/ck8s-starter-argocd

Compliant Kubernetes Jumpstart Kit for NodeJS (ArgoCD version)

Primary LanguageJavaScript

Compliant Kubernetes Starter Kit for NodeJS (ArgoCD version)

argodemoimg

How do I deploy my application?

  1. Click on use this template and create a new repository. This will be your code repository.
    It is recommended to be a private repository.

  2. Go to this repository and create a new repository from that template, this will be your config repository.
    It is recommended to be a private repository.

  3. Navigate to harbor.$DOMAIN and login. Create a new project, and add a robot account to that project. harborimg

  4. Export these environment variables:

DOCKER_USER='robot$name'    # enter robot account name
DOCKER_PASSWORD=            # enter robot secret
DOMAIN=                     # enter your domain
  1. Make sure your kubeconfig is in the namespace in which you want to deploy your demo application. Then run the script init-setup-argocd.sh in the scripts folder. This script will setup a pull secret in your namespace, aswell as generate an SSH-key that will be used by both ArgoCD and the GitHub Actions workflow.
./scripts/init-setup-argocd.sh
  1. Navigate to argocd.$DOMAIN and login. Go to "Manage your repositories, projects, settings", then click on Projects. argoprojectsimg Click on "NEW PROJECT". Create your project and then edit the following:

Source Repositories
your config-repository

Destinations
Server: https://kubernetes.default.svc
Name: *
Namespace: your-namespace

  1. Configure SSH-Keys.
    Copy your public key and add to Deploy keys under settings in your config repository. Make sure you enable write access. You can see your public key with this command:
cat ~/.ssh/argosshkey.pub

Navigate to argocd.$DOMAIN and login. Go to "Manage your repositories, projects, settings", then click on Repositories. argoreposimg Read here on how to connect to private repository with argo using SSH-keys.
You can see your private key with this command:

cat ~/.ssh/argosshkey
  1. Under repositories in ArgoCD and click the three dots next to the one you just created, select "Create application". argocreateappimg
  • Name your application, select your project that you created, and select if you want a manual or automatic sync policy.
  • Scroll down to "Source" and change "Path" to ck8s-user-demo.
  • Scroll down to "Destination" and select "https://kubernetes.default.svc" as URL, and then enter your namespace.
  • Click on "CREATE".
  1. In the code repository, go to the environment development, and set the following environment secrets:

DOCKER_PASSWORD (1)
SSH_PRIVKEY (2)
REPO_OWNER (3)
REPO_TARGET (4)

(1) Robot account secret.

(2) The private SSH key created earlier.

(3) Name of the owner of config repository, either organization or username.
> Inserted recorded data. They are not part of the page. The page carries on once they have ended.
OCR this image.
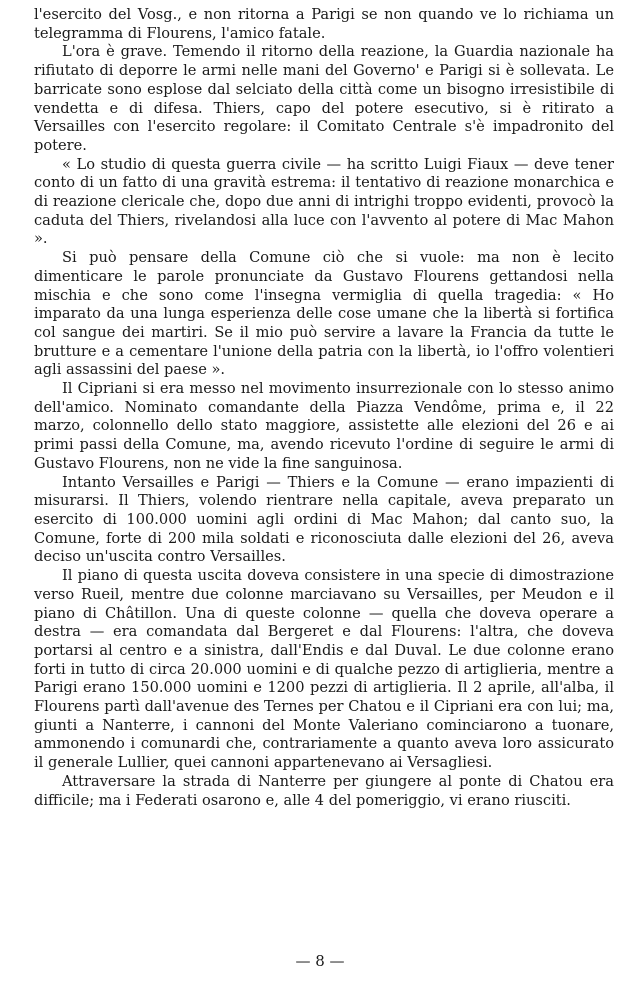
l'esercito del Vosg., e non ritorna a Parigi se non quando ve lo richiama un telegramma di Flourens, l'amico fatale.

L'ora è grave. Temendo il ritorno della reazione, la Guardia nazionale ha rifiutato di deporre le armi nelle mani del Governo' e Parigi si è sollevata. Le barricate sono esplose dal selciato della città come un bisogno irresistibile di vendetta e di difesa. Thiers, capo del potere esecutivo, si è ritirato a Versailles con l'esercito regolare: il Comitato Centrale s'è impadronito del potere.

« Lo studio di questa guerra civile — ha scritto Luigi Fiaux — deve tener conto di un fatto di una gravità estrema: il tentativo di reazione monarchica e di reazione clericale che, dopo due anni di intrighi troppo evidenti, provocò la caduta del Thiers, rivelandosi alla luce con l'avvento al potere di Mac Mahon ».

Si può pensare della Comune ciò che si vuole: ma non è lecito dimenticare le parole pronunciate da Gustavo Flourens gettandosi nella mischia e che sono come l'insegna vermiglia di quella tragedia: « Ho imparato da una lunga esperienza delle cose umane che la libertà si fortifica col sangue dei martiri. Se il mio può servire a lavare la Francia da tutte le brutture e a cementare l'unione della patria con la libertà, io l'offro volentieri agli assassini del paese ».

Il Cipriani si era messo nel movimento insurrezionale con lo stesso animo dell'amico. Nominato comandante della Piazza Vendôme, prima e, il 22 marzo, colonnello dello stato maggiore, assistette alle elezioni del 26 e ai primi passi della Comune, ma, avendo ricevuto l'ordine di seguire le armi di Gustavo Flourens, non ne vide la fine sanguinosa.

Intanto Versailles e Parigi — Thiers e la Comune — erano impazienti di misurarsi. Il Thiers, volendo rientrare nella capitale, aveva preparato un esercito di 100.000 uomini agli ordini di Mac Mahon; dal canto suo, la Comune, forte di 200 mila soldati e riconosciuta dalle elezioni del 26, aveva deciso un'uscita contro Versailles.

Il piano di questa uscita doveva consistere in una specie di dimostrazione verso Rueil, mentre due colonne marciavano su Versailles, per Meudon e il piano di Châtillon. Una di queste colonne — quella che doveva operare a destra — era comandata dal Bergeret e dal Flourens: l'altra, che doveva portarsi al centro e a sinistra, dall'Endis e dal Duval. Le due colonne erano forti in tutto di circa 20.000 uomini e di qualche pezzo di artiglieria, mentre a Parigi erano 150.000 uomini e 1200 pezzi di artiglieria. Il 2 aprile, all'alba, il Flourens partì dall'avenue des Ternes per Chatou e il Cipriani era con lui; ma, giunti a Nanterre, i cannoni del Monte Valeriano cominciarono a tuonare, ammonendo i comunardi che, contrariamente a quanto aveva loro assicurato il generale Lullier, quei cannoni appartenevano ai Versagliesi.

Attraversare la strada di Nanterre per giungere al ponte di Chatou era difficile; ma i Federati osarono e, alle 4 del pomeriggio, vi erano riusciti.

— 8 —
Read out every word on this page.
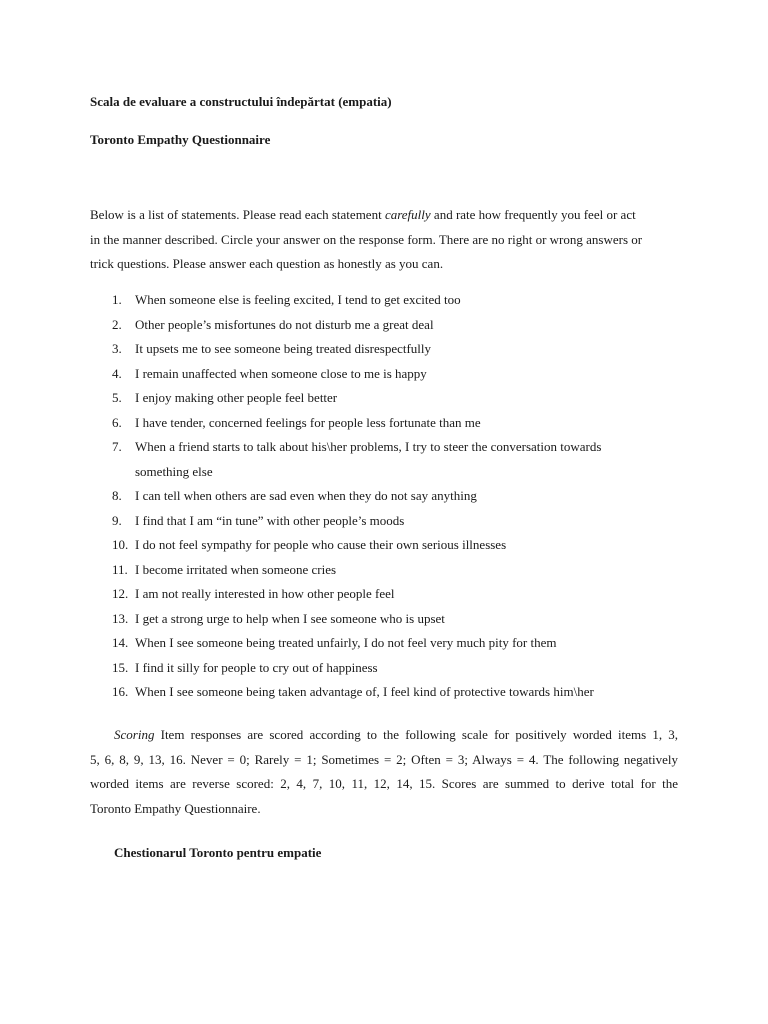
Scala de evaluare a constructului îndepărtat (empatia)
Toronto Empathy Questionnaire
Below is a list of statements. Please read each statement carefully and rate how frequently you feel or act
in the manner described. Circle your answer on the response form. There are no right or wrong answers or
trick questions. Please answer each question as honestly as you can.
1.	When someone else is feeling excited, I tend to get excited too
2.	Other people’s misfortunes do not disturb me a great deal
3.	It upsets me to see someone being treated disrespectfully
4.	I remain unaffected when someone close to me is happy
5.	I enjoy making other people feel better
6.	I have tender, concerned feelings for people less fortunate than me
7.	When a friend starts to talk about his\her problems, I try to steer the conversation towards something else
8.	I can tell when others are sad even when they do not say anything
9.	I find that I am “in tune” with other people’s moods
10. I do not feel sympathy for people who cause their own serious illnesses
11. I become irritated when someone cries
12. I am not really interested in how other people feel
13. I get a strong urge to help when I see someone who is upset
14. When I see someone being treated unfairly, I do not feel very much pity for them
15. I find it silly for people to cry out of happiness
16. When I see someone being taken advantage of, I feel kind of protective towards him\her
Scoring Item responses are scored according to the following scale for positively worded items 1, 3,
5, 6, 8, 9, 13, 16. Never = 0; Rarely = 1; Sometimes = 2; Often = 3; Always = 4. The following negatively
worded items are reverse scored: 2, 4, 7, 10, 11, 12, 14, 15. Scores are summed to derive total for the
Toronto Empathy Questionnaire.
Chestionarul Toronto pentru empatie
(4) Name of the config repository.

Environments, environment secrets, and environment protection rules are available in public repositories for all products. For access to environments, environment secrets, and deployment branches in private or internal repositories, you must use GitHub Pro, GitHub Team, or GitHub Enterprise. If your repositories is on an account without these permissions, you can create the secrets as normal repository secrets for the demo. But please note that all branches will have access to the secrets, and using protected branches is not safe.

  1. In the code repository, make changes in the workflow file:

DOMAIN (1)
APP_DOMAIN (2)
DOCKER_USER (3)
REGISTRY_PROJECT (4)

(1) Your $DOMAIN.

(2) Your desired_appname.$DOMAIN

(3) Name of robot account.

(4) Name of the harbor project you created.
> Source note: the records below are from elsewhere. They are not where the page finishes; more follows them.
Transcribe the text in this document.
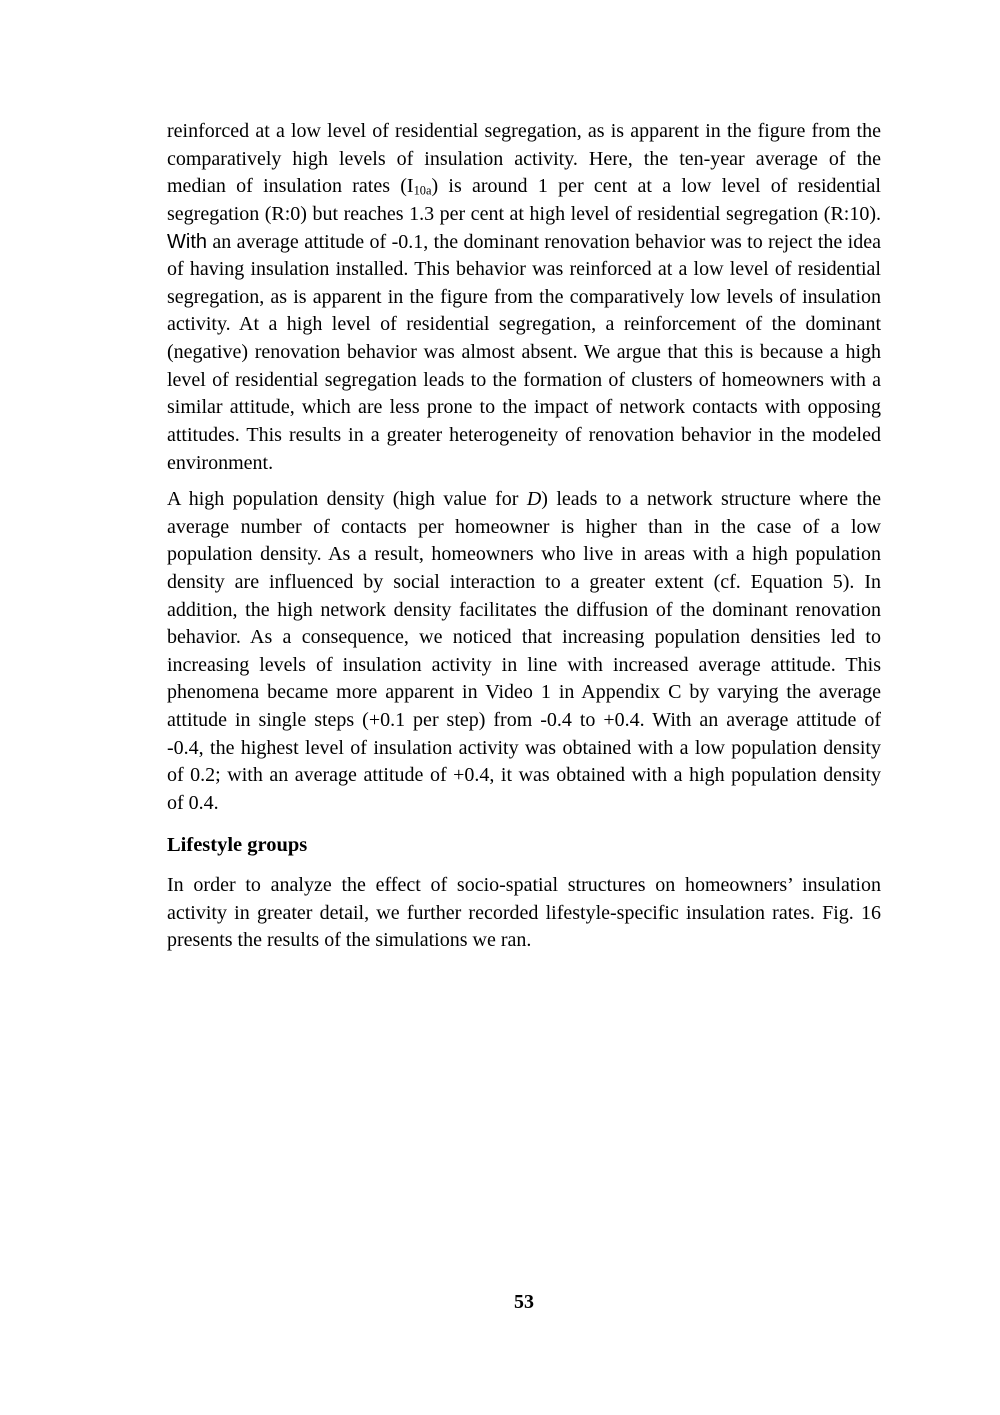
reinforced at a low level of residential segregation, as is apparent in the figure from the
comparatively high levels of insulation activity. Here, the ten-year average of the
median of insulation rates (I10a) is around 1 per cent at a low level of residential
segregation (R:0) but reaches 1.3 per cent at high level of residential segregation (R:10).
With an average attitude of -0.1, the dominant renovation behavior was to reject the idea
of having insulation installed. This behavior was reinforced at a low level of residential
segregation, as is apparent in the figure from the comparatively low levels of insulation
activity. At a high level of residential segregation, a reinforcement of the dominant
(negative) renovation behavior was almost absent. We argue that this is because a high
level of residential segregation leads to the formation of clusters of homeowners with a
similar attitude, which are less prone to the impact of network contacts with opposing
attitudes. This results in a greater heterogeneity of renovation behavior in the modeled
environment.
A high population density (high value for D) leads to a network structure where the
average number of contacts per homeowner is higher than in the case of a low
population density. As a result, homeowners who live in areas with a high population
density are influenced by social interaction to a greater extent (cf. Equation 5). In
addition, the high network density facilitates the diffusion of the dominant renovation
behavior. As a consequence, we noticed that increasing population densities led to
increasing levels of insulation activity in line with increased average attitude. This
phenomena became more apparent in Video 1 in Appendix C by varying the average
attitude in single steps (+0.1 per step) from -0.4 to +0.4. With an average attitude of
-0.4, the highest level of insulation activity was obtained with a low population density
of 0.2; with an average attitude of +0.4, it was obtained with a high population density
of 0.4.
Lifestyle groups
In order to analyze the effect of socio-spatial structures on homeowners’ insulation
activity in greater detail, we further recorded lifestyle-specific insulation rates. Fig. 16
presents the results of the simulations we ran.
53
  1. Push your changes and done!
    Note that ArgoCD automatic sync interval is by default 3 minutes. So it may take some time before you see the changes.

How do I use a protected branch and only deploy if someone reviewed?

  1. Go to Settings -> Environments, chose development and edit. Under "Deployment branches", select "Protected branches". The secrets can now only be used on the protected branches.

  2. Go to Settings -> Branches, click on "Add branch protection rule".

  3. Enter the branch name "main", then click the checkbox for "Require a pull request before merging". Here you can also select extra checkboxes like "Require approvals", "Require review from Code Owners" and more.

  4. Done! All changes must be done in separate branches and merged with a pull request to the main branch. After reviewing the changes and merging, it will trigger the workflow with the new changes and automatically deploy to ck8s.

Why have two separate repositories for code and config?

You can read about ArgoCD best practices here.

How do I access my application?

Check the logs of GitHub Actions.

Where do I find my application logs?

Check the logs of GitHub Actions.

How do I set up alerts for my application?

Once you found you logs, check out log-based alerts.

I need help

Send the full output of your CI/CD pipeline to your TAM.